The circuit court properly exercised its discretion when it denied Jackson’s motion to amend the complaint because the motion was untimely.  The motion sought to present a completely new legal theory after the action had already been dismissed.  Jackson argues that he attempted, in his brief opposing the motion to dismiss, to amend his complaint prior to dismissal.  In the brief, Jackson said:

In the alternative, if the Court finds that both claims should be dismissed for failure to state a claim, plaintiff requests that he be allowed to submit an Amended Complaint (under Wis. Stats. § 802.09) to correct any deficiencies as to his Regulatory Taking claim. 

This fleeting reference to amending the complaint cannot be construed as a motion for leave to amend the complaint for two reasons.  First, it was contained in a brief and a brief is not a motion.  Second, the brief only requested permission to correct deficiencies in the regulatory taking claim, not permission to raise an entirely new theory.

IT IS ORDERED that the order is summarily affirmed under Wis. Stat.

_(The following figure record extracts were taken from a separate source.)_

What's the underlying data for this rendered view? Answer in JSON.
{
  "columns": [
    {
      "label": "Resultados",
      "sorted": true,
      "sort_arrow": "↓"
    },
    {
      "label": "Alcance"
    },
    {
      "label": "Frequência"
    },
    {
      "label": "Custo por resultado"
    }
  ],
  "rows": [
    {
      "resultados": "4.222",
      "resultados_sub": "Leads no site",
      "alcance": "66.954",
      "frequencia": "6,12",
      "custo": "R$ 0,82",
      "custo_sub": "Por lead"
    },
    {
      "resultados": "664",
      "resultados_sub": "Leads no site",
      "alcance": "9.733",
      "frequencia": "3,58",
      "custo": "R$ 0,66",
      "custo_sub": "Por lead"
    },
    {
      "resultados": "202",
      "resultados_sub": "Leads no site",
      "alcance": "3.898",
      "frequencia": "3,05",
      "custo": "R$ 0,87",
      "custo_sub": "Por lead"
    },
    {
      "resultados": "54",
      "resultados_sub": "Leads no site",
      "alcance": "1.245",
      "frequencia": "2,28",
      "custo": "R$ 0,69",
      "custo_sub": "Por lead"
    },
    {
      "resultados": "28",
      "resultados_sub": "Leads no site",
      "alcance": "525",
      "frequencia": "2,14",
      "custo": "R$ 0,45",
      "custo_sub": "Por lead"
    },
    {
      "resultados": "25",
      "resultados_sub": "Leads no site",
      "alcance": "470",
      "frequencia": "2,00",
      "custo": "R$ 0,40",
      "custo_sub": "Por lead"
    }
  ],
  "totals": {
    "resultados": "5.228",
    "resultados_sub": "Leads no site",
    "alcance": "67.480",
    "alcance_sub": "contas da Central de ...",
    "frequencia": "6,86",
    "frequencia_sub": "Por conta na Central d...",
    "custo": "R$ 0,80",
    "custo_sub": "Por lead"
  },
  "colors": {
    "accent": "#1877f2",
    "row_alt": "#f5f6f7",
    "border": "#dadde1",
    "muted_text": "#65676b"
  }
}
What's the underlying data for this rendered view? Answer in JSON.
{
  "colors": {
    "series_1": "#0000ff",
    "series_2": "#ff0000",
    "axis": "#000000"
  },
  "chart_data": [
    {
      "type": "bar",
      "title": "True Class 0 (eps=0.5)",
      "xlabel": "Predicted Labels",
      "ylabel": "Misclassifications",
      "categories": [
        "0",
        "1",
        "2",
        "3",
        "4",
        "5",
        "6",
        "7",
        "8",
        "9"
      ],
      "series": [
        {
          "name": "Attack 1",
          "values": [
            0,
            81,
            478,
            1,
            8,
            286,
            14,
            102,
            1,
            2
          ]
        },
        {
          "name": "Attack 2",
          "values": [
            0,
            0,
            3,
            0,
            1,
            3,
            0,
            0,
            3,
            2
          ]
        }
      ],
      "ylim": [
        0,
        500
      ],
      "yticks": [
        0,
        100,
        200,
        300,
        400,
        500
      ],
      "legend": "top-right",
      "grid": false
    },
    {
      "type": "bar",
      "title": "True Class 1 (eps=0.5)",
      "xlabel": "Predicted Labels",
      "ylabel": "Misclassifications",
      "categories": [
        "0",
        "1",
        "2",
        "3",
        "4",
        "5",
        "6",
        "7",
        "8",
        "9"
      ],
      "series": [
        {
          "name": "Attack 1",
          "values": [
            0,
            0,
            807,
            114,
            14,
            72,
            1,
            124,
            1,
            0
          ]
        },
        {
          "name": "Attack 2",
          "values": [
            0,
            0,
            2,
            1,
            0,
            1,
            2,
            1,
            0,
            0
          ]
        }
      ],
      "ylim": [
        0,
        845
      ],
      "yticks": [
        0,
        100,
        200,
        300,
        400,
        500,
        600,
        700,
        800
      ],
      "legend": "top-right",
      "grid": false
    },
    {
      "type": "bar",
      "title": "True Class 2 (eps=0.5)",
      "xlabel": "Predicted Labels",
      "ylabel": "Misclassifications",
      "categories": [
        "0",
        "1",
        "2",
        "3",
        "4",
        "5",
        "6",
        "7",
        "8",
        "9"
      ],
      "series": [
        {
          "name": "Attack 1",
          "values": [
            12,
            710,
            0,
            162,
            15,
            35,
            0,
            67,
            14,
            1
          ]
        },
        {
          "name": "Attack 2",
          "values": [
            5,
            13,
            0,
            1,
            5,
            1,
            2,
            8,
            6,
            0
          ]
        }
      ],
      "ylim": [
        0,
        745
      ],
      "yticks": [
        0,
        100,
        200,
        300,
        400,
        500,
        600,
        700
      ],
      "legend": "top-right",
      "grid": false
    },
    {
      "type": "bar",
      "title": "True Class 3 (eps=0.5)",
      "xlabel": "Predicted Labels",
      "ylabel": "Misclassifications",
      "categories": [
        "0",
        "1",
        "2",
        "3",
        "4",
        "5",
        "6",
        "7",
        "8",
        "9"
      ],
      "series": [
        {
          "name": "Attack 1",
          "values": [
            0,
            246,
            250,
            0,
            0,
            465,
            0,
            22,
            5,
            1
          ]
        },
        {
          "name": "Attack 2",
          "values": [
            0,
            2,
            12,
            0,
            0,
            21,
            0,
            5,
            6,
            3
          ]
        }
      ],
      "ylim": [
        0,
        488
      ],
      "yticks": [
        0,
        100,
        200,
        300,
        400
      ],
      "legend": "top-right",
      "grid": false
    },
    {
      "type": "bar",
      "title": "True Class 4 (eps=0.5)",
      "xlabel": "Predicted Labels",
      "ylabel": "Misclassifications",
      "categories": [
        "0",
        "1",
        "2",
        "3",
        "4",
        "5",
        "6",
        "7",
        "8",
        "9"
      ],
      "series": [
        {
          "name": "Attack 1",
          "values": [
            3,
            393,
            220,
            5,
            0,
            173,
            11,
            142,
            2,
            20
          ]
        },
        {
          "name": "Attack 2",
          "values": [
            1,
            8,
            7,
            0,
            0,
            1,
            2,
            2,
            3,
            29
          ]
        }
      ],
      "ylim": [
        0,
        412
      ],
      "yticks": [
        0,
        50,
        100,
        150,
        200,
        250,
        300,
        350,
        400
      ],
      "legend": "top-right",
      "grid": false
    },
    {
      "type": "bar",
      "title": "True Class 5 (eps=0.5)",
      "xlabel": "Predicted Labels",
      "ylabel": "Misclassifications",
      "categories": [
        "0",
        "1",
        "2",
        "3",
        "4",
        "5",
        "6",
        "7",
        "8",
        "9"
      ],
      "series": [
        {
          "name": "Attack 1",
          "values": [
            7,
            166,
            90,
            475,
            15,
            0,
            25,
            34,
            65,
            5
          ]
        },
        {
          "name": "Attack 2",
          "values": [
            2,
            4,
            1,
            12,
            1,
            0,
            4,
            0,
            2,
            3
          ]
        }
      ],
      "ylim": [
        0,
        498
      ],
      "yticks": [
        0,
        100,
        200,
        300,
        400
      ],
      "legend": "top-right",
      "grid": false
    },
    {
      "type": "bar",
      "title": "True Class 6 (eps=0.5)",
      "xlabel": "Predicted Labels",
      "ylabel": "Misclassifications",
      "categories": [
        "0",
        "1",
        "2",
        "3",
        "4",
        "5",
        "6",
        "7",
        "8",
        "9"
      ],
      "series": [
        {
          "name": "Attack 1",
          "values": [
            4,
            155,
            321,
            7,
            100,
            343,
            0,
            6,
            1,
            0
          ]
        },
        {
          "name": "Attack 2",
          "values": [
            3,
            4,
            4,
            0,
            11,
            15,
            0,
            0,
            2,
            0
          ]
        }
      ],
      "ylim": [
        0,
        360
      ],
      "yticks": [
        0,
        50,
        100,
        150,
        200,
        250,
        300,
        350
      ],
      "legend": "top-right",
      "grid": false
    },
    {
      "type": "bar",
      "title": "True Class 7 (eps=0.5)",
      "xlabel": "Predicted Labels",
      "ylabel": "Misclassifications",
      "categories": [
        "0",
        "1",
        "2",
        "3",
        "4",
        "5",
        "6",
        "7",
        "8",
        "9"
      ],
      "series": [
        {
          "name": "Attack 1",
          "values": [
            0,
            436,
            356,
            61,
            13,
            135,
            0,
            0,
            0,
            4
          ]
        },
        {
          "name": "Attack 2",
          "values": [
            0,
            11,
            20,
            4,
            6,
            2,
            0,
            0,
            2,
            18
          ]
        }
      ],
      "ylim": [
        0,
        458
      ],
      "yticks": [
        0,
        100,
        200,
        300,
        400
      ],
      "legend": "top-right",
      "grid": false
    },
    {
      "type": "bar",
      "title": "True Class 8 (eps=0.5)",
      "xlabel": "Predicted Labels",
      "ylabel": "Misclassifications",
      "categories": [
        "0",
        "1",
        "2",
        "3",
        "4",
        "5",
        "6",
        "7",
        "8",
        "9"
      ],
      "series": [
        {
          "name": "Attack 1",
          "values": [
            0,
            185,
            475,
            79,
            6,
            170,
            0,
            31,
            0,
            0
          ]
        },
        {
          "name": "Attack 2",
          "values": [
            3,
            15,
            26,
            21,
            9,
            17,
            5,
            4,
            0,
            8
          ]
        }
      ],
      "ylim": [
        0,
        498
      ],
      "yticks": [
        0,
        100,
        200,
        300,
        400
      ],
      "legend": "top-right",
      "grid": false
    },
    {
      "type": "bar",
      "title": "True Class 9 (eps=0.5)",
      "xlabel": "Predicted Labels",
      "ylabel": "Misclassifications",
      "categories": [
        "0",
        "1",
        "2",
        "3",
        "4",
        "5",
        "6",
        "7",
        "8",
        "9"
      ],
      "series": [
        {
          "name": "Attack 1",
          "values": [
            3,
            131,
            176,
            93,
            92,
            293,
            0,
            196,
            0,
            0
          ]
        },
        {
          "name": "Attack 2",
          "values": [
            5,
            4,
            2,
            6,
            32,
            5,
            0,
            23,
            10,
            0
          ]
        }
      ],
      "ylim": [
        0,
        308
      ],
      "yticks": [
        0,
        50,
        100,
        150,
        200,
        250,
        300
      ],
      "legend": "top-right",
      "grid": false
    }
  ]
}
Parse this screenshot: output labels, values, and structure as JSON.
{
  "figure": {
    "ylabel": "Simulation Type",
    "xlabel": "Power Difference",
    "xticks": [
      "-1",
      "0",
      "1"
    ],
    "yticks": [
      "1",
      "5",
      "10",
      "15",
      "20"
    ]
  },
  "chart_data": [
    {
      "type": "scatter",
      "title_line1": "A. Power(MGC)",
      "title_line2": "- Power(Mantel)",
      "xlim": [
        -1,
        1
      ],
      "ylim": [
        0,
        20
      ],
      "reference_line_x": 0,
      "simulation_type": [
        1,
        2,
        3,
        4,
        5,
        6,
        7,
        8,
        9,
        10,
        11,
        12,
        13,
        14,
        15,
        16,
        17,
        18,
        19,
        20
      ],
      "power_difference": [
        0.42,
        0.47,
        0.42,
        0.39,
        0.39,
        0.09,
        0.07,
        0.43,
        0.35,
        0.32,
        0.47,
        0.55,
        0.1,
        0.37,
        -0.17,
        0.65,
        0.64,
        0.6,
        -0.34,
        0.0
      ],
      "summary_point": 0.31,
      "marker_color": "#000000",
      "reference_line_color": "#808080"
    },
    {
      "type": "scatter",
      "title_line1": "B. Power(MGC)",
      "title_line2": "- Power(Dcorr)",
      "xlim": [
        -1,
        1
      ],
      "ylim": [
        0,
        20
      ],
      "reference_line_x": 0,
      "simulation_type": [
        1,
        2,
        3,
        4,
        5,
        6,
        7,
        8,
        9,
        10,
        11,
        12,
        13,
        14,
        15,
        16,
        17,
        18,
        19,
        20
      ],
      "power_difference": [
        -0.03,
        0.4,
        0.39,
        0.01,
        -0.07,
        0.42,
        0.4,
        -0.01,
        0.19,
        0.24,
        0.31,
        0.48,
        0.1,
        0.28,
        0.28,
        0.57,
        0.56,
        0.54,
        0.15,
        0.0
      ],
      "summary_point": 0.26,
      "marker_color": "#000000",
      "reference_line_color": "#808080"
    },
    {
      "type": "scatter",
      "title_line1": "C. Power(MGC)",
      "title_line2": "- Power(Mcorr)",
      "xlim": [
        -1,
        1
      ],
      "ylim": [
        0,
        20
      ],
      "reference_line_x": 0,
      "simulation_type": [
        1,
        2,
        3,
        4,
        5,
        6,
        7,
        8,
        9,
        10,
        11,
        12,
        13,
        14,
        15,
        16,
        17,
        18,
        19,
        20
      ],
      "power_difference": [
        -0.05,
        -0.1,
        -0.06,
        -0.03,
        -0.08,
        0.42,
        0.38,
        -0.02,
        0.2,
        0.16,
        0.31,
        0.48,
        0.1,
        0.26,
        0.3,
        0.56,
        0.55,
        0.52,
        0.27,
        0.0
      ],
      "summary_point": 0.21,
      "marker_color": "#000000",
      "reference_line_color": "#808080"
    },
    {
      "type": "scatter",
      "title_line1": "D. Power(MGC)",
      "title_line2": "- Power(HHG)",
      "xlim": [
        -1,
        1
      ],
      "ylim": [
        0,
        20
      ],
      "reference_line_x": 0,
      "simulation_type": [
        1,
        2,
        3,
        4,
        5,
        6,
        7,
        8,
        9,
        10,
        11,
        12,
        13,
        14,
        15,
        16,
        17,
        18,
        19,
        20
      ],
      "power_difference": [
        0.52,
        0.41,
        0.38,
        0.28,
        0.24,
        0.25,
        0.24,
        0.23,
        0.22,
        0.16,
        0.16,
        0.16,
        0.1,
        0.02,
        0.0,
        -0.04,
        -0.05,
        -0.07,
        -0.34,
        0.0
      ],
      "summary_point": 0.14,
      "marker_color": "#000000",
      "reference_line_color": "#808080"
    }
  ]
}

Rule 809.21 (2011-12).


Diane M. Fremgen

Clerk of Court of Appeals

[1]  By previous order, this court concluded that the notice of appeal was not timely filed to challenge the order dismissing the complaint.  Our jurisdiction is limited to review of the order denying reconsideration in which Jackson sought permission to amend the complaint.